Comparable Performance of Deep Learning-Based to Manual-Based Tumor Segmentation in KRAS/NRAS/BRAF Mutation Prediction With MR-Based Radiomics in Rectal Cancer

Radiomic features extracted from segmented tumor regions have shown great power in gene mutation prediction, while deep learning-based (DL-based) segmentation helps to address the inherent limitations of manual segmentation. We therefore investigated whether deep learning-based segmentation is feasible in predicting KRAS/NRAS/BRAF mutations of rectal cancer using MR-based radiomics. In this study, we proposed DL-based segmentation models with 3D V-net architecture. One hundred and eight patients' images (T2WI and DWI) were collected for training, and another 94 patients' images were collected for validation. We evaluated the DL-based segmentation manner and compared it with the manual-based segmentation manner through comparing the gene prediction performance of six radiomics-based models on the test set. The performance of the DL-based segmentation was evaluated by Dice coefficients, which are 0.878 +/- 0.214 and 0.955 +/- 0.055 for T2WI and DWI, respectively. The performance of the radiomics-based model in gene prediction based on DL-segmented VOI was evaluated by AUCs (0.714 for T2WI, 0.816 for DWI, and 0.887 for T2WI+DWI), which were comparable to that of corresponding manual-based VOI (0.637 for T2WI, P=0.188; 0.872 for DWI, P=0.181; and 0.906 for T2WI+DWI, P=0.676).

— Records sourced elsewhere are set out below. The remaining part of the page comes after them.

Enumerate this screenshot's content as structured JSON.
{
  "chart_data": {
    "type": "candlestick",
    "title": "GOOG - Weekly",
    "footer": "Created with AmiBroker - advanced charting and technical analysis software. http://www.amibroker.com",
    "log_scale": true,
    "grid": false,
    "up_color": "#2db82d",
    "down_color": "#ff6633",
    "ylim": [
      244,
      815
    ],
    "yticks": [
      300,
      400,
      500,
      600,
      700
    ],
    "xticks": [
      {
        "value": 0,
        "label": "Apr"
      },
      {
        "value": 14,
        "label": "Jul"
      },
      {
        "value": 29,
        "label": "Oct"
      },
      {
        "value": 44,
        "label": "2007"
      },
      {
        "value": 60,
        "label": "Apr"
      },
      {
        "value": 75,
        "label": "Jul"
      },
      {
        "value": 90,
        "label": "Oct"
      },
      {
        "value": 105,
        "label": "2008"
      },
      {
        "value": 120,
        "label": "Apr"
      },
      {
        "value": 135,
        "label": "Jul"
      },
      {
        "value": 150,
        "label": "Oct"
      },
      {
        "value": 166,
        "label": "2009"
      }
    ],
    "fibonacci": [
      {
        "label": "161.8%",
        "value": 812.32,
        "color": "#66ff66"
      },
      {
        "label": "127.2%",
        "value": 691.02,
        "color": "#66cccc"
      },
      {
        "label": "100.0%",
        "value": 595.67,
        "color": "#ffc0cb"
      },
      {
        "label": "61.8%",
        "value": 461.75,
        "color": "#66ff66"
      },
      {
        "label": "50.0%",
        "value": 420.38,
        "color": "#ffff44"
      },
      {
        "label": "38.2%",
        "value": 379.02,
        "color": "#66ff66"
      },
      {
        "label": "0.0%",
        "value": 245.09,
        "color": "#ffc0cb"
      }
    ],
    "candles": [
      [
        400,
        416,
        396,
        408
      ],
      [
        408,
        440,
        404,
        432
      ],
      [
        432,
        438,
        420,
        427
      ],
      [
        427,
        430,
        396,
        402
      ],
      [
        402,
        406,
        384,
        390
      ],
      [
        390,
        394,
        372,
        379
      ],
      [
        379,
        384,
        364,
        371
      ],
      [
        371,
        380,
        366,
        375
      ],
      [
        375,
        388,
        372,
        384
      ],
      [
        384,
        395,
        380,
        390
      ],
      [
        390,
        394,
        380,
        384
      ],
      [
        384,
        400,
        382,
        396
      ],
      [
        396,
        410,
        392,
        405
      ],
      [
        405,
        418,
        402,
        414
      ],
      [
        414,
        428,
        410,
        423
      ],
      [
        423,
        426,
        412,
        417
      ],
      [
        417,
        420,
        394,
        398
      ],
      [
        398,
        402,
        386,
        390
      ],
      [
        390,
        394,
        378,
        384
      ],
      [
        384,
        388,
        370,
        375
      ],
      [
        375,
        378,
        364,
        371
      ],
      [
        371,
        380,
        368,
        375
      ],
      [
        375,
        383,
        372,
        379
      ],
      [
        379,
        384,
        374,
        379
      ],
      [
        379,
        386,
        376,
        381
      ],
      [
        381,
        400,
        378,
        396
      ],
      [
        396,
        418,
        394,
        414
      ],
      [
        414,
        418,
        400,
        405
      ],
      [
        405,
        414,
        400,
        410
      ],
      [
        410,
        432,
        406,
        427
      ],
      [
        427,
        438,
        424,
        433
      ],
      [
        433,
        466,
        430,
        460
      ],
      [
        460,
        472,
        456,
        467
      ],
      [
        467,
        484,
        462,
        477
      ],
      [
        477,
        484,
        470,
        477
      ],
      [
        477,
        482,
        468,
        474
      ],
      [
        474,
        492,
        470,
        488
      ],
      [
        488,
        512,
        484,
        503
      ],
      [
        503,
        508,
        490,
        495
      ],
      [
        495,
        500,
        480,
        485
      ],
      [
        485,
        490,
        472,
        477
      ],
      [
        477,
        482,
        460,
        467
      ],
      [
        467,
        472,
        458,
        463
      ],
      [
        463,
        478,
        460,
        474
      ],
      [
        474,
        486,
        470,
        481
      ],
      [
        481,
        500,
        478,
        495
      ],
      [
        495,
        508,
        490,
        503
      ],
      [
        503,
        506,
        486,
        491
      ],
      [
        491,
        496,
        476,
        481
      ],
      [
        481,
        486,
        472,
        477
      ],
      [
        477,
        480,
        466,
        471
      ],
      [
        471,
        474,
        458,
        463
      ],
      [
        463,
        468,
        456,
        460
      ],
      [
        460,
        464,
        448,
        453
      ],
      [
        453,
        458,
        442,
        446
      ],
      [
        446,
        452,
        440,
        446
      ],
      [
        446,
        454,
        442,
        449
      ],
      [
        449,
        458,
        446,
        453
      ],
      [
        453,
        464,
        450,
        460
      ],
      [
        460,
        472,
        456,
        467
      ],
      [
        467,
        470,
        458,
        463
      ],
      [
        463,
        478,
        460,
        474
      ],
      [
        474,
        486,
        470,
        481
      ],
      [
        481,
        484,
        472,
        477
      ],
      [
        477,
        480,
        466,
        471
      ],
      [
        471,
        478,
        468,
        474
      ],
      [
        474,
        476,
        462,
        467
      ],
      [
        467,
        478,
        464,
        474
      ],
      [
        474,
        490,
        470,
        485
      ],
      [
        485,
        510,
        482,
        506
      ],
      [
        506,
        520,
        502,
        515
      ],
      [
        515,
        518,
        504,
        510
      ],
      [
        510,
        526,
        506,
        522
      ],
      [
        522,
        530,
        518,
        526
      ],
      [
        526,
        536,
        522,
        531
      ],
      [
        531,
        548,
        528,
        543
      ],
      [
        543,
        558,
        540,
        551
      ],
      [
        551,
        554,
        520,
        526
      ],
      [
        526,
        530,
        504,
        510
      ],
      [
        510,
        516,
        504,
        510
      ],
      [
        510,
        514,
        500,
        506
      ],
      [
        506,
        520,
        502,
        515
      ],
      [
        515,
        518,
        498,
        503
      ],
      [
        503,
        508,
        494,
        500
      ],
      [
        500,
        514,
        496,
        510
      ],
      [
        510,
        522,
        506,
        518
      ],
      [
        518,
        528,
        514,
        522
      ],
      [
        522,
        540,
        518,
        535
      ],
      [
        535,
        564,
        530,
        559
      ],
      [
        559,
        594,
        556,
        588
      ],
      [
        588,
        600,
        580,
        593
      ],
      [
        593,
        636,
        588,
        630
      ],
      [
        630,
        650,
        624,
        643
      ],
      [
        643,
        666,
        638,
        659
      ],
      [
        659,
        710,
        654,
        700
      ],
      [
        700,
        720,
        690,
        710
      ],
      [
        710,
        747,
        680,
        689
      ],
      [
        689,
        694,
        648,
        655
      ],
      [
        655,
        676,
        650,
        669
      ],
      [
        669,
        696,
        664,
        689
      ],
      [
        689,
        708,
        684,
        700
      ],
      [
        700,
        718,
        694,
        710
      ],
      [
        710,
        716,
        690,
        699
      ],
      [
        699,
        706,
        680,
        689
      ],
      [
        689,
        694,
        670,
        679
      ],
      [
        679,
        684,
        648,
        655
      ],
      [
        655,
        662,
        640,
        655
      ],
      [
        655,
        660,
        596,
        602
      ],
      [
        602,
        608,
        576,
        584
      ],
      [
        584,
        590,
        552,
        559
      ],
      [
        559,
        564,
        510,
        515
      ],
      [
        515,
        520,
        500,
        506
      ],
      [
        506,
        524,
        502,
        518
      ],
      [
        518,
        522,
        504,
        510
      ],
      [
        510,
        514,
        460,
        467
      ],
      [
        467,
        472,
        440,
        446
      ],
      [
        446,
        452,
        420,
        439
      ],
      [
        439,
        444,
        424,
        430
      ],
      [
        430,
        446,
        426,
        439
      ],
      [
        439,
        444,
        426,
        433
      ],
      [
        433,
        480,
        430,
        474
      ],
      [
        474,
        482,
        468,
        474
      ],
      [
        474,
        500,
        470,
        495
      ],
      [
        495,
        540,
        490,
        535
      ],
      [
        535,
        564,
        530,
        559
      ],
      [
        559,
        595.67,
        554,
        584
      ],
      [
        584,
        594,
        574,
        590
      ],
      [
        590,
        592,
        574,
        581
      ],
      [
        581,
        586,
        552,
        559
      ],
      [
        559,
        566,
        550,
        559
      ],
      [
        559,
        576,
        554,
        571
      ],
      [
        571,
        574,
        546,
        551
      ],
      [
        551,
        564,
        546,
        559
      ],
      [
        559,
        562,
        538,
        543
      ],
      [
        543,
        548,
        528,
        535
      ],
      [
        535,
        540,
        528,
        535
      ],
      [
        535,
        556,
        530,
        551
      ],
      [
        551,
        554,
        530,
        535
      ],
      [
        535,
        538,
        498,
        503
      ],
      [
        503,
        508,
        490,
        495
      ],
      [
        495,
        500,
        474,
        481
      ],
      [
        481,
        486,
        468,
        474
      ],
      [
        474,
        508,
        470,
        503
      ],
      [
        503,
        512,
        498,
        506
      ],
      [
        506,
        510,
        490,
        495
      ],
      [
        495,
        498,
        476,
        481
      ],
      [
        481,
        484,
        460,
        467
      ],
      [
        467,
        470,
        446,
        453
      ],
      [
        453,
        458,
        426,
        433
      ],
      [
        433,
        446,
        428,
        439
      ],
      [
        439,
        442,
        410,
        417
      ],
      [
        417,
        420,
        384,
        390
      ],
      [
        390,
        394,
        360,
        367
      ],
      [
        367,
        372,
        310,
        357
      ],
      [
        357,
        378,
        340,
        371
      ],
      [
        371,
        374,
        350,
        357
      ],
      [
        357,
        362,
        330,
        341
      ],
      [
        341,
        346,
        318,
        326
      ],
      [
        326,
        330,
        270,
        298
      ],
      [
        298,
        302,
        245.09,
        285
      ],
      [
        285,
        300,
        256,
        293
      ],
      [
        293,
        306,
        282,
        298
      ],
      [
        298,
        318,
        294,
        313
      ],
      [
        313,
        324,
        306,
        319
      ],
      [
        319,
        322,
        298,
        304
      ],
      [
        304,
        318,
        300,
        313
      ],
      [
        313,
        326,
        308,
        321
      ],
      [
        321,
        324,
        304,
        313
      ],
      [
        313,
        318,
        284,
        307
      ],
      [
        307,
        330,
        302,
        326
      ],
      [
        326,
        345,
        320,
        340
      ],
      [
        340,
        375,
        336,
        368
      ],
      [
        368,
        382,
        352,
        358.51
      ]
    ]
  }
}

The results showed that 3D V-Net architecture could conduct reliable rectal cancer segmentation on T2WI and DWI images. All-relevant radiomics-based models presented similar performances in KRAS/NRAS/BRAF prediction between the two segmentation manners.

Automated summary

The study examined the feasibility of using deep learning-based segmentation for predicting KRAS/NRAS/BRAF mutations in rectal cancer using MR radiomics. The 3D V-net architecture showed reliable segmentation performance on T2WI and DWI images. Radiomics-based models combined with DL-based segmentation demonstrated comparable gene prediction performance to manual segmentation.